The Figueroa Press cover of this book is not as shocking as the book’s contents. Joe Domanick’s To Protect and to Serve was published in 1994 by Pocket books and reissued in paperback after the Rodney King trial in 1995, when it was the winner of the Edgar Award for best true crime fiction. Domanick’s street police savvy, relentless pursuit of the truth, and ear for good story have made a compelling and disturbing report of the LAPD’s extraordinary – and often disturbing – impact of the development of Los Angeles to the nineties.

The Figueroa Press edition contains a new and updated epilogue.


“Domanick’s deft storytelling details…the force’s misguided strategies….To Protect and to Serve leaves one ricocheting between sadness and anger.”
Los Angeles Magazine

“Joe Domanick’s vividly reported history of the LAPD since its formal inception in 1877 shows how the department has often exacerbated conflicts (in Los Angeles). But Domanick, a journalist whose 1990 L.A. Weekly piece on the LAPD won an L.A. Press Club award, refuses to scapegoat the police for their failure to resolve in the streets conflicts that really lie at the heart of our civic culture…. Domanick’s comprehensive review of L.A. history also underscores how difficult it was for ordinary Angelenos to develop much of a lively and caring communal spirit…. While Domanick unearths much dirt about the LAPD leaders, his book excels at drawing fair, empathetic, multidimensional portraits of their lives.”

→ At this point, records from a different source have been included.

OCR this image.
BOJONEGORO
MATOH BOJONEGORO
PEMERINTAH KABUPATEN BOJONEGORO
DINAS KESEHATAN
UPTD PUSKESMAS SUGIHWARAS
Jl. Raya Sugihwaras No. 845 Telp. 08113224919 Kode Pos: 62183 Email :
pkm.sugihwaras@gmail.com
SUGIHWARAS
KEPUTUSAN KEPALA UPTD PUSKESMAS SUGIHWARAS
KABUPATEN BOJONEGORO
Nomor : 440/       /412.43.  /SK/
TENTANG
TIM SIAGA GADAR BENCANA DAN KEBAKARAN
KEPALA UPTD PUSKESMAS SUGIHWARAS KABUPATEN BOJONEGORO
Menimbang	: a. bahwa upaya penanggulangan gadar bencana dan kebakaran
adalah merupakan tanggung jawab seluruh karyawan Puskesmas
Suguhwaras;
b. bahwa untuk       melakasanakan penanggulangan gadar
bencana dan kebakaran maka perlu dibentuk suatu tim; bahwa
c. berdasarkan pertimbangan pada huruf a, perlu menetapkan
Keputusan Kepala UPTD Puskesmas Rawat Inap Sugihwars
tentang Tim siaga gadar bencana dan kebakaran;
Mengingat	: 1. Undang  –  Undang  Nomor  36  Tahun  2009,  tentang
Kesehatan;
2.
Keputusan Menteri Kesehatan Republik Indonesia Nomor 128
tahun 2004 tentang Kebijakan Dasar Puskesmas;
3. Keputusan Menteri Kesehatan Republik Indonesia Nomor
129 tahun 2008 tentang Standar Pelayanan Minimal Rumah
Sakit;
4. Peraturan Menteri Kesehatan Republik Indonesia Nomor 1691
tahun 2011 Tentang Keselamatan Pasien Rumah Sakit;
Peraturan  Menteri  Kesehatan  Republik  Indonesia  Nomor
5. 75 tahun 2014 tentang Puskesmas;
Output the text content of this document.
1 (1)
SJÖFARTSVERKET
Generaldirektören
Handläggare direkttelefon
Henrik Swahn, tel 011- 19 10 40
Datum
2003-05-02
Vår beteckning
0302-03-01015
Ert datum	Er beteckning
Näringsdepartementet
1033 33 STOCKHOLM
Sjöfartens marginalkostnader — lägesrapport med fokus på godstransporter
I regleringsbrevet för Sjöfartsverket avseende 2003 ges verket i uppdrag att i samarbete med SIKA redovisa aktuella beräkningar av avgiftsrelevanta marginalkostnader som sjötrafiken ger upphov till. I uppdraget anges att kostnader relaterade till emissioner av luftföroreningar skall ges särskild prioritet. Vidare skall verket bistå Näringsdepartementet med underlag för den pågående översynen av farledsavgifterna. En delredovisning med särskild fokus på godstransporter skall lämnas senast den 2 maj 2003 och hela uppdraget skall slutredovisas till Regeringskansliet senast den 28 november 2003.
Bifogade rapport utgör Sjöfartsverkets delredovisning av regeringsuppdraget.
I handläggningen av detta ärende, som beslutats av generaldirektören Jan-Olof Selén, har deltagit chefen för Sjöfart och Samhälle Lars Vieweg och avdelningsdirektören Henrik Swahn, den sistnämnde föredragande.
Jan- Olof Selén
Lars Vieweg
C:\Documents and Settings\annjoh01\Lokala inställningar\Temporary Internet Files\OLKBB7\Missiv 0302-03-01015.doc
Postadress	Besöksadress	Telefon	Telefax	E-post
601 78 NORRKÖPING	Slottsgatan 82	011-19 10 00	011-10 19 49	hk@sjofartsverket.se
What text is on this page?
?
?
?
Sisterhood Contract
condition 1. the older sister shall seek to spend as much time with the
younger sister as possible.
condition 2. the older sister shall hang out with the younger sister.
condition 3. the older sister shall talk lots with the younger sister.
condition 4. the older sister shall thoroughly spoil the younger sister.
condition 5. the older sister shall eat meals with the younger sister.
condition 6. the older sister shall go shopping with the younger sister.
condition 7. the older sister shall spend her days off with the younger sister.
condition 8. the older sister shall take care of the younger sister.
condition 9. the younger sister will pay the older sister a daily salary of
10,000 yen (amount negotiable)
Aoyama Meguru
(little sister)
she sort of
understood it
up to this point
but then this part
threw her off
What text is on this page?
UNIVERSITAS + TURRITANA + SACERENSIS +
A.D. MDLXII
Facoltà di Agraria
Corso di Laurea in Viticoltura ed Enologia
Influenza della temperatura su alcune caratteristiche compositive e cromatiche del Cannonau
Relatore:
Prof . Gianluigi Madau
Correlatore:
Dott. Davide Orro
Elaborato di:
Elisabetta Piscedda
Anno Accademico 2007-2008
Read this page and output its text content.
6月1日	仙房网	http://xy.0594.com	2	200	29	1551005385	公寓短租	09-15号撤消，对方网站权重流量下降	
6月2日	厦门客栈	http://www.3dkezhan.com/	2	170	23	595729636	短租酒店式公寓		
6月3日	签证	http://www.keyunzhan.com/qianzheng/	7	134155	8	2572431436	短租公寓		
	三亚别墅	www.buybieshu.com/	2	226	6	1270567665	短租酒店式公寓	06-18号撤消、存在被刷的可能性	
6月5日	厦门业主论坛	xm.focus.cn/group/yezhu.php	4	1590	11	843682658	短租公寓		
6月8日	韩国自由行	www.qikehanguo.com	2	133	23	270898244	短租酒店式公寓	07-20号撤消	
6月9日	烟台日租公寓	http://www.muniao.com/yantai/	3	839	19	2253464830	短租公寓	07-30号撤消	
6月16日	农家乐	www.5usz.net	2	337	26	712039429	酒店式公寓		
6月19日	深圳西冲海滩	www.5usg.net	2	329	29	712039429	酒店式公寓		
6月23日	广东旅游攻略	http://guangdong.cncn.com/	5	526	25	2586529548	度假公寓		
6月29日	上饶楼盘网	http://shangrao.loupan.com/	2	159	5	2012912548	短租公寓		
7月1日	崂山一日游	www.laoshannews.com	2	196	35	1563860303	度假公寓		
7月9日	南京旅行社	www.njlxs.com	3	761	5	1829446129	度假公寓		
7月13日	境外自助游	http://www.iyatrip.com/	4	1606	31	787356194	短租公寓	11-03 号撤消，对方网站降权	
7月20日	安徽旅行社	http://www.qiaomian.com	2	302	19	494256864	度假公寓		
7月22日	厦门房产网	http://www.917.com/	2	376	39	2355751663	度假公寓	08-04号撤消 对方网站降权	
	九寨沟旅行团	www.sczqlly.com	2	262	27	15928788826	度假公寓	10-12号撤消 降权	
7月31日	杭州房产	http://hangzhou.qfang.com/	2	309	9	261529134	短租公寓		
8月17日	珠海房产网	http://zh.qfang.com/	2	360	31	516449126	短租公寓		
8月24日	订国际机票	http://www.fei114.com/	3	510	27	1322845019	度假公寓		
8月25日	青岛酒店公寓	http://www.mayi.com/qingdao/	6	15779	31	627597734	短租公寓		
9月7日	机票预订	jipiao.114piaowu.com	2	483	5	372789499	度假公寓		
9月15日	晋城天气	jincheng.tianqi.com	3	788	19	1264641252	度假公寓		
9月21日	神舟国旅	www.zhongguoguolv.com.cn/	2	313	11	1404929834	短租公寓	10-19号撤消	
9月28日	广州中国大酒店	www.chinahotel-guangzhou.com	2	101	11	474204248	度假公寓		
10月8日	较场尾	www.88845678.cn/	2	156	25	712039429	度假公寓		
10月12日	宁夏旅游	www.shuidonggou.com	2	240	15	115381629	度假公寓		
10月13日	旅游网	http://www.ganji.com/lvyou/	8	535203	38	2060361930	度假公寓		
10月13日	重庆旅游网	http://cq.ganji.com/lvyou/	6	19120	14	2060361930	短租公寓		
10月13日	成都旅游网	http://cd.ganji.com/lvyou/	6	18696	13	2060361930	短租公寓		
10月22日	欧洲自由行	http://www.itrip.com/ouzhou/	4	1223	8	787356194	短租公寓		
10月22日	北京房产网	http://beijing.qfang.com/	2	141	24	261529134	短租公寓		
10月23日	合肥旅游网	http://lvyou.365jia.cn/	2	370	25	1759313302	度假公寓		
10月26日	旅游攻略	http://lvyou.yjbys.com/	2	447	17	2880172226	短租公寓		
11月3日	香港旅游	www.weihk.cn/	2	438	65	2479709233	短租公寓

Publication Date09/2003 ISBN: 0972762558 Number of Pages 497
Author Biography
Joe Domanick is an award winning investigative journalist and author described in the Los Angeles Times as "one of the most outspoken of the breed...a muckraking journalist...[who] continues to pound away at police officials...and other civic center hotshots. In pen and in person he's got a tough and hungry manner that makes them uncomfortable." Currently he is a Senior Fellow in Criminal Justice at the University of Southern California's Annenberg Institute for Justice and Journalism, and is the author of Cruel Justice: Three Strikes and the Politics of Crime in America's Golden State.